Fogarty et al. already demonstrated the
effect of short segments of empathy to decrease psychological arousal in clinical communication [6]. Our study further elaborates on this finding by showing that a few empathic remarks also have the power to affect physiological activity of APs’ SNS. These insights might be valuable to clinicians. Firstly, activation of the SNS is known to influence patients’ well-being [1]. Secondly, the effect of a core aspect of clinical communication, conveying medical information [52], can be severely hampered LY2109761 purchase due to the effect of SNS activation on patients’ memory [18]. As expected from prior research (e.g. [28]), affective communication did not only affect AP’s physiological arousal, but also improved APs’ recall of provided information, potentially partly by reducing physiological arousal. Notably, recall was only improved for information that was provided during the part of the consultation where the clinician HDAC inhibitor used affective communication and physiological arousal was lowered; 21% of the variance in recall could be explained by variance in physiological arousal. This might be an indication that patients’ psychophysiological responses to clinicians’ communication play a mediating role in the effectiveness of affective communication, more specifically in improving recall. Although we have not tested the connection between physiological arousal and recall
directly, our results illustrate the often emphasised importance of addressing patients’ emotions in clinical communication [52] and suggest that clinicians need to deal with patients’ emotions before providing additional
medical information to them.

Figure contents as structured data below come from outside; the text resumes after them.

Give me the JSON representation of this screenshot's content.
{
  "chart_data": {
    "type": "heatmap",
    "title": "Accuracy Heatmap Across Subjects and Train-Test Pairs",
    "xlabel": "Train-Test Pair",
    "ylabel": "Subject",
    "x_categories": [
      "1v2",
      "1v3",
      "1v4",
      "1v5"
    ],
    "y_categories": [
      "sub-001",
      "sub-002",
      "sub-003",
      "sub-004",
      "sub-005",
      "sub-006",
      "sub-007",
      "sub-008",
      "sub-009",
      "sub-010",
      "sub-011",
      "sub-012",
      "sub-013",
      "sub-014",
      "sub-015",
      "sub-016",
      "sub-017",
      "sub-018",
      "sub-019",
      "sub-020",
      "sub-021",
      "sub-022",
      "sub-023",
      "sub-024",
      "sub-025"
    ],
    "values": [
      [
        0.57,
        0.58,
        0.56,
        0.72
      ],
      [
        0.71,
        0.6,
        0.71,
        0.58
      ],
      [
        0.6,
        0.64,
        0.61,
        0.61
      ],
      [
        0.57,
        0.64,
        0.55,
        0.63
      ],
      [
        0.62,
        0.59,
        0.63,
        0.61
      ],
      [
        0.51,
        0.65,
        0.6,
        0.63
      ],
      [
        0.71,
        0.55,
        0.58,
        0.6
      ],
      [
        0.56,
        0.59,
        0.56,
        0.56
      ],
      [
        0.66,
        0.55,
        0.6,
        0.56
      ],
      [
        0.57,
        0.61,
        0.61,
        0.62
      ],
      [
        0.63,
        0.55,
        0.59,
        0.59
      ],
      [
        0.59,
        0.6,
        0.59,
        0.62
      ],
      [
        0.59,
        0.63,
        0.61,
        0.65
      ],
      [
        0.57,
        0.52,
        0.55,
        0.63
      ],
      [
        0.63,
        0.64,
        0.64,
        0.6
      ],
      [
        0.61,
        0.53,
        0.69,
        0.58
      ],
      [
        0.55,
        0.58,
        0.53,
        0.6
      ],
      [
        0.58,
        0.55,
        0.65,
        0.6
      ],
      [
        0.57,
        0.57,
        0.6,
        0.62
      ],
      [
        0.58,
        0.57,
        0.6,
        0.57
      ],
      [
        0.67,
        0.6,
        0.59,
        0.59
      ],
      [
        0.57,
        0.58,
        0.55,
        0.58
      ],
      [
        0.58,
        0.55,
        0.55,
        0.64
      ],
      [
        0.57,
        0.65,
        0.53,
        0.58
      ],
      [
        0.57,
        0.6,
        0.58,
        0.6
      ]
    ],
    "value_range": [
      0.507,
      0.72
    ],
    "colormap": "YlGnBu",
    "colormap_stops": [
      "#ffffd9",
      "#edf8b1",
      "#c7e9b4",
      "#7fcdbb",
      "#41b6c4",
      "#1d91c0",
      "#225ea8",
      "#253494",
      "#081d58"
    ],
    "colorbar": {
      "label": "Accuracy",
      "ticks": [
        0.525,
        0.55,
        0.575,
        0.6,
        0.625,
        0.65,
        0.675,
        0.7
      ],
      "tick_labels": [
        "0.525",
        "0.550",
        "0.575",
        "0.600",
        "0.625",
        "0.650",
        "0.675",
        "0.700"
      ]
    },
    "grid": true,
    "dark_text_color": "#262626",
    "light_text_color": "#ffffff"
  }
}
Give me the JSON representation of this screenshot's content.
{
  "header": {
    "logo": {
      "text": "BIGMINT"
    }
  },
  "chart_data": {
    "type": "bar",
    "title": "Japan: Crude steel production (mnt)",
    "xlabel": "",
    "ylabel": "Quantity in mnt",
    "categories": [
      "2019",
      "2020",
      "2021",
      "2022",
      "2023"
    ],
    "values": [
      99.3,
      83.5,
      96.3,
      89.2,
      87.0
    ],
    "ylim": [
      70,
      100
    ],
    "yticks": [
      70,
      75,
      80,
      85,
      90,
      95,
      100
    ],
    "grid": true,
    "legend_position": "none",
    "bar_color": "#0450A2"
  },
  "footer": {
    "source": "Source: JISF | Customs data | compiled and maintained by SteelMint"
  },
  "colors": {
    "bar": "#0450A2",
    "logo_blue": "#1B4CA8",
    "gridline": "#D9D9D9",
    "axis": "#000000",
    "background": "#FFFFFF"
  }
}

The strength of this study is the use of an experimental design, which allowed us to investigate the causal effect of communication in a bad news consultation. Another strength is the measurement of physiological arousal [50], since it offered the opportunity to get a better understanding of the mechanisms underlying patients’ cognitive and Thiamet G emotional processes during bad news consultations. Last, it allowed us to investigate the effects of specific communication elements more objectively and in different parts of the consultation [31] and [44]. The study also has some limitations. Although the analogue patient paradigm allowed us to use an experimental design, it might lowered the ecological validity of the results, as our results are based on findings from healthy participants, not clinical patients. Although a recent review study demonstrated that using APs do seem to be valid [41], clinical patients might react differently. However, in case of real bad news consultations, physiological responses might even be stronger and information recall further hampered, thus enhancing the potential alleviating role of affective communication. This has to be tested in clinical studies.